For many women, their wedding is one of the best days of their life. And while this was the case for Selena Gomez, she revealed her wedding to Benny Blanco also left her “sobbing” — not in the way you’re probably thinking, though.
“This is how I work personally, but [when] something great happens in my life, I expect something bad to happen,” Gomez said in an on-stage interview at Fortune’s Most Powerful Women conference in Washington, D.C. on Oct. 15. “So instead of being present and saying, ‘OK, wow, we’ve done a great thing,’ which I do, I’m always thinking, ‘OK, but this could all go away tomorrow, so how can I make sure that doesn’t happen?’”
This sentiment even rang true on her wedding day. “I would say that’s my biggest conflict sometimes when wonderful things happen,” Gomez said. “I got married, and then I was sobbing because I was like, ‘I’m gonna die the next day.’ I just think that’s a little life thing.” Gomez and Blanco got married on Sept. 27 in Santa Barbara. California.

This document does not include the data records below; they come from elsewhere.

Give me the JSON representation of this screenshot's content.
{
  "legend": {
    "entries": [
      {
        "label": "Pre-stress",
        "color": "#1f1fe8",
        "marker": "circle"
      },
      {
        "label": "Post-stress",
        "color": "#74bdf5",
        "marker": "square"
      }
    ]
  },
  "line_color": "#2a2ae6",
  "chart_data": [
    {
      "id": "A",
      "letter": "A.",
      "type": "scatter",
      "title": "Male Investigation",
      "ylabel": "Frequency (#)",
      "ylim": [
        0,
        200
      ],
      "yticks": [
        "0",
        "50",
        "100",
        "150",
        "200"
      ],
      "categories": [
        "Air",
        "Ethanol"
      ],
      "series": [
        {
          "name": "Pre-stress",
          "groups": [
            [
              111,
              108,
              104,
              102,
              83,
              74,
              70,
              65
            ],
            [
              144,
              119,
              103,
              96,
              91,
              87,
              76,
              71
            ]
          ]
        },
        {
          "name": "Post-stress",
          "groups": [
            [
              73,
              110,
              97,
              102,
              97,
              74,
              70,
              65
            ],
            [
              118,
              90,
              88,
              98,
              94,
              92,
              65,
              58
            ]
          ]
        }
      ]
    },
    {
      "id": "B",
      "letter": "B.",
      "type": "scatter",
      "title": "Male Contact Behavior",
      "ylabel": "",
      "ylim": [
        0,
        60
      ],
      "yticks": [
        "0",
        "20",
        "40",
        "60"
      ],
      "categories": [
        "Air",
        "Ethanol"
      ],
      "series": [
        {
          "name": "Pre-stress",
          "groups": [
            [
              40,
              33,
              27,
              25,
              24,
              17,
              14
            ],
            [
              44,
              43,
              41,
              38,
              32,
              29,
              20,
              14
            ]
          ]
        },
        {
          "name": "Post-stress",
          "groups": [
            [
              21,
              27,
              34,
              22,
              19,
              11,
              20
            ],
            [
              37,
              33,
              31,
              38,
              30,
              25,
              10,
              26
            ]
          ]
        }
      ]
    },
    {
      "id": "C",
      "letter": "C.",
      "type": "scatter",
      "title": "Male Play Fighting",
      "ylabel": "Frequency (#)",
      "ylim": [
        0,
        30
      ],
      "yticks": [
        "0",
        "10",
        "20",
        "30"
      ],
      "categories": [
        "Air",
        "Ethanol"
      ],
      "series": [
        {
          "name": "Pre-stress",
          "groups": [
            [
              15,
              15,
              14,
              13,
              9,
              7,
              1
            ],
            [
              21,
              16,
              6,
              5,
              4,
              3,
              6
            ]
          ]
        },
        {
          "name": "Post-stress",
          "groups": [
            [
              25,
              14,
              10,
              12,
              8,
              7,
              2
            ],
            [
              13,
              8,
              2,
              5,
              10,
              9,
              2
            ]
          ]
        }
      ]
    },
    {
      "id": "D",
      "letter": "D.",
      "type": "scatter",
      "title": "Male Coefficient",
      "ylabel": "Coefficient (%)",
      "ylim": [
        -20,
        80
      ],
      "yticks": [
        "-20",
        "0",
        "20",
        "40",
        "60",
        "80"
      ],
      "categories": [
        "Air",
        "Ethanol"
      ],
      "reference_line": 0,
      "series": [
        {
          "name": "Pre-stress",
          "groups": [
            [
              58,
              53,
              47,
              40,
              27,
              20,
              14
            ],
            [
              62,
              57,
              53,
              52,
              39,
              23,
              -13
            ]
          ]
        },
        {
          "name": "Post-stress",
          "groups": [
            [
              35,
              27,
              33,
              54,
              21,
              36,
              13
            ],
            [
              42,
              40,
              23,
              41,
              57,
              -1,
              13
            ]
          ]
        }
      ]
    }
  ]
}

While Gomez and Blanco’s friend-to-lovers history sounds like a fairytale, overwhelming emotion has always been a part of the newlyweds’ relationship dynamic. Blanco reminisced about their first kiss during an episode of the Table Manners podcast on April 29. “I kissed her … and her heart started beating so quickly, and she started getting a rash on her face … she was so nervous,” Blanco recalled.
Being in the limelight for so many years, Gomez has always valued transparency with her mental health, and has shared a lot of her struggles with her fanbase. From her vulnerable documentary Selena Gomez: My Mind & Me to her responses at the Fortune conference, Gomez never shies away from talking about mental health.
In fact, on Oct. 15, she explained how her oscillating emotions are a result of her bipolar disorder. She went on to discuss cognitive therapies she has found useful that she learned in rehab. A future goal for Gomez and Rare Beauty is to eventually employ these programs in schools to help children learn how to grapple with her emotions — a resource unavailable to her as a childhood actress.
“The moment I received that [diagnosis], I actually felt equal parts terrified and relieved,” Gomez said back in 2019 while accepting the McLean Award. “Terrified, obviously, because that veil was lifted, but relieved that I had the knowledge of why I had suffered for so many years with depression and anxiety.”
Considering this and Gomez’s history of nerves in her relationship with Blanco, her tears are not a huge surprise after all. “My mind is a force of its own,” Gomez told the Los Angeles Times in January 2023. “And I love who I am, and I love how my mind works, because it is who I am. But I am so grateful that I now have a better relationship with it.”